Hook, line, and sinker

Well, I had no idea so many of you would respond to a post on Peter Pan. Since many of you had comments, I thought the easiest way to respond would be another post.

The History of Peter Pan

Peter originally appeared as a minor character in another of Barrie's works, The White Bird. His original home was in a five pound note that the poet Shelley dropped in a pond in Kensington Gardens. However, Peter proved to be quite popular, and Barrie wrote an entire play for him. Finally, Barrie wrote a novelization of the play. Unlike other novelizations, Barrie's version is quite nuanced and adds many dimensions not in the theatrical work.

Barrie and His Connection to Peter Pan

Like his hero, Barrie was rather small and always looked quite young. Barrie, despite demonstrating intellectual prowess, always maintained an interest in children's games and stories. Some scholars believe that Pan is a stand in for Barrie. Pan's desolation at the loss of Wendy and the Lost Boys can be read as Barrie's sadness when his beloved child playmates (particularly the Davies children) grew up and rejected childish past times.

However, Barrie had a brother who died in a skating accident. Some scholars believe that Pan's "frozen" state and his home beneath ground (a cave)indicate that Pan is really a fictionalized version of Barrie's dead brother David. The brother who died was the "favorite" in the family. Barrie apparently felt when this brother died, it was his duty to take over the role of favorite to the extent of wearing the dead boy's clothing. (Pan wears Hook's clothing after disposing of him.)
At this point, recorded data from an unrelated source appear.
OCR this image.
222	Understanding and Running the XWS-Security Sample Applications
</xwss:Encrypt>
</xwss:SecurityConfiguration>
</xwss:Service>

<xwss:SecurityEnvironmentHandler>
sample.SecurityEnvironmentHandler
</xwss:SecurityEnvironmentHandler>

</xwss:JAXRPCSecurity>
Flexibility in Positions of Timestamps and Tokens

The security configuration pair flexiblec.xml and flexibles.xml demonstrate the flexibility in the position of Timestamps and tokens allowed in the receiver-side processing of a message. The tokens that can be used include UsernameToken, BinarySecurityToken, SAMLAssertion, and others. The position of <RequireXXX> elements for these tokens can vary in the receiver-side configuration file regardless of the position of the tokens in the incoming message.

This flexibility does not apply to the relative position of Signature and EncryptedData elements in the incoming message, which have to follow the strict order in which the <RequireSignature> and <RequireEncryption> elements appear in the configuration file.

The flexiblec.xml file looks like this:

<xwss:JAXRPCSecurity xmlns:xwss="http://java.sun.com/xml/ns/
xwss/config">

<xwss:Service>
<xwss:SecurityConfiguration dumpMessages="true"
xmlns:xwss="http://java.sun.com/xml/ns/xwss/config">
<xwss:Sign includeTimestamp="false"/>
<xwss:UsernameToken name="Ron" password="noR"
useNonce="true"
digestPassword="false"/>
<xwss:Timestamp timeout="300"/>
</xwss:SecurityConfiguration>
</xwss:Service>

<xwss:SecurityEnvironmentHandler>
The most compelling connections between the author and the characters in the text is Barrie and Hook. Hook and Barrie share the same first name, James. Hook's desire for a mother and his longing to be loved by children, but his inability to be loved may represent both Barrie's desires and how he thought those desires to be perceived by others (perverted and monsterous).

Peter Pan and Sexuality

Peter is completely asexual in the text. When he first meets Wendy, she offers him a kiss. Genuinely oblivious, Pan asks Wendy what a kiss is. (Wendy hands him a button and tells him it is a kiss.) It is precisely Pan's inaccessibility that arouses women. Later, after pretending to be mother and father (the Lost Boys urge Peter and Wendy to dance-Peter's response is "People of our figure, Wendy" to which Wendy responds it is socially acceptable to dance as long as only the "family" is witness to it), Wendy asks Peter how he feels about her. Peter responds, "As a son, of course." Wendy is disappointed, and Peter continues, "Tiger Lily wants to be something to me. Not a mother, and I can't understand it." Peter quite literally can not conceive of a sexual relationship. (It is this disappointment that initiates Wendy's decision to leave Neverland and return to her parents. This decision also represents her rejection of Peter's "faux" family, and her decision to pursue traditional development including marriage and children.)
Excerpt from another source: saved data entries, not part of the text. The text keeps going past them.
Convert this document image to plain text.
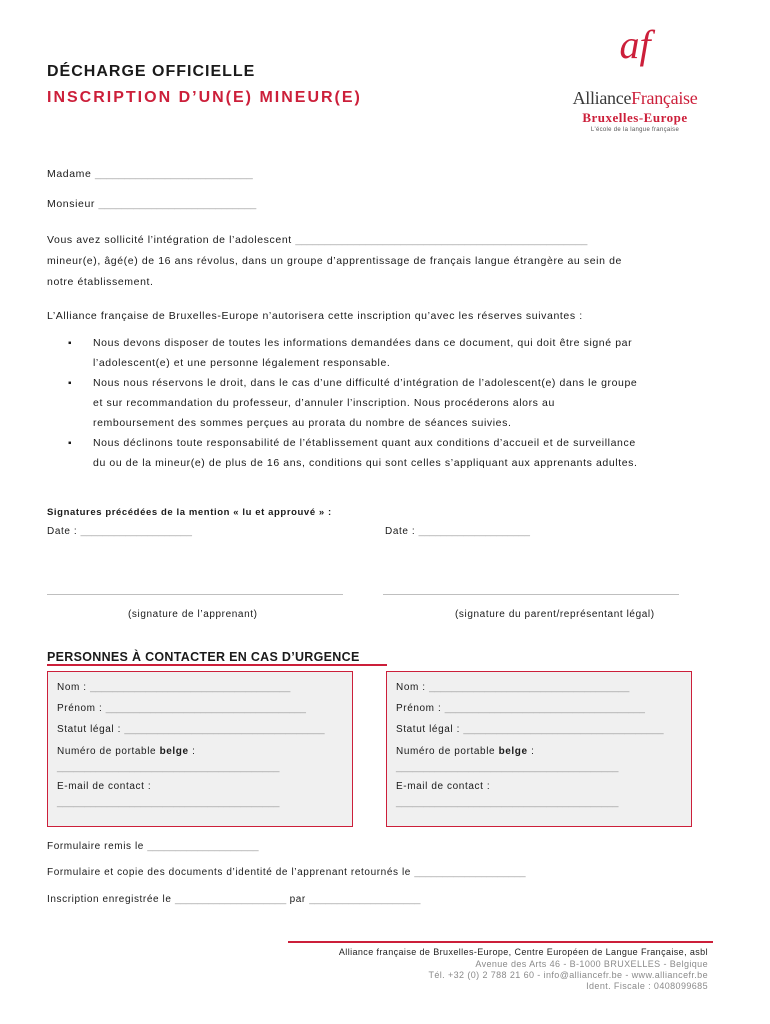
DÉCHARGE OFFICIELLE
INSCRIPTION D’UN(E) MINEUR(E)
af
AllianceFrançaise
Bruxelles-Europe
L'école de la langue française
Madame ___________________________
Monsieur ___________________________
Vous avez sollicité l’intégration de l’adolescent __________________________________________________
mineur(e), âgé(e) de 16 ans révolus, dans un groupe d’apprentissage de français langue étrangère au sein de
notre établissement.
L’Alliance française de Bruxelles-Europe n’autorisera cette inscription qu’avec les réserves suivantes :
▪ Nous devons disposer de toutes les informations demandées dans ce document, qui doit être signé par
l’adolescent(e) et une personne légalement responsable.
▪ Nous nous réservons le droit, dans le cas d’une difficulté d’intégration de l’adolescent(e) dans le groupe
et sur recommandation du professeur, d’annuler l’inscription. Nous procéderons alors au
remboursement des sommes perçues au prorata du nombre de séances suivies.
▪ Nous déclinons toute responsabilité de l’établissement quant aux conditions d’accueil et de surveillance
du ou de la mineur(e) de plus de 16 ans, conditions qui sont celles s’appliquant aux apprenants adultes.
Signatures précédées de la mention « lu et approuvé » :
Date : ____________________	Date : ____________________
(signature de l’apprenant)	(signature du parent/représentant légal)
PERSONNES À CONTACTER EN CAS D’URGENCE
Nom : ____________________________________
Prénom : ____________________________________
Statut légal : ____________________________________
Numéro de portable belge :
________________________________________
E-mail de contact :
________________________________________
Nom : ____________________________________
Prénom : ____________________________________
Statut légal : ____________________________________
Numéro de portable belge :
________________________________________
E-mail de contact :
________________________________________
Formulaire remis le ____________________
Formulaire et copie des documents d’identité de l’apprenant retournés le ____________________
Inscription enregistrée le ____________________ par ____________________
Alliance française de Bruxelles-Europe, Centre Européen de Langue Française, asbl
Avenue des Arts 46 - B-1000 BRUXELLES - Belgique
Tél. +32 (0) 2 788 21 60 - info@alliancefr.be - www.alliancefr.be
Ident. Fiscale : 0408099685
Barrie himself did marry, but there is evidence to suggest that the marriage was never consummated. According to one biography by Janet Dunbar, Barrie told his wife "Boys can't love." Eventually the couple divorced when Barrie's wife initiated an affair. Wendy's "abandonment" of the faux family of the Lost Boys for the comfort of a "real" husband could be a symbolic exploration of the failed relationship. Wendy's sadness at seeing her daughter supplant her in Peter's affection could be representative of Barrie's wife. Although she did, like Wendy, love her husband, she was ultimately unable to accept the sacrifices such a relationship would require. In the text Peter laments when he sees that Wendy has grown up, "You promised you wouldn't." This promise can also be seen as a wedding vow. Wendy's response, "I tried," might echo the torment Barrie's wife might have experienced attempting to love a "man" who can only "play" at being a husband.


Second Star on the Right and Straight On Till Morning

There is a film called Neverland ( starring Johnny Depp and Kate Winslet), which will be coming out in the fall, that will supposedly portray Barrie and how he developed Pan.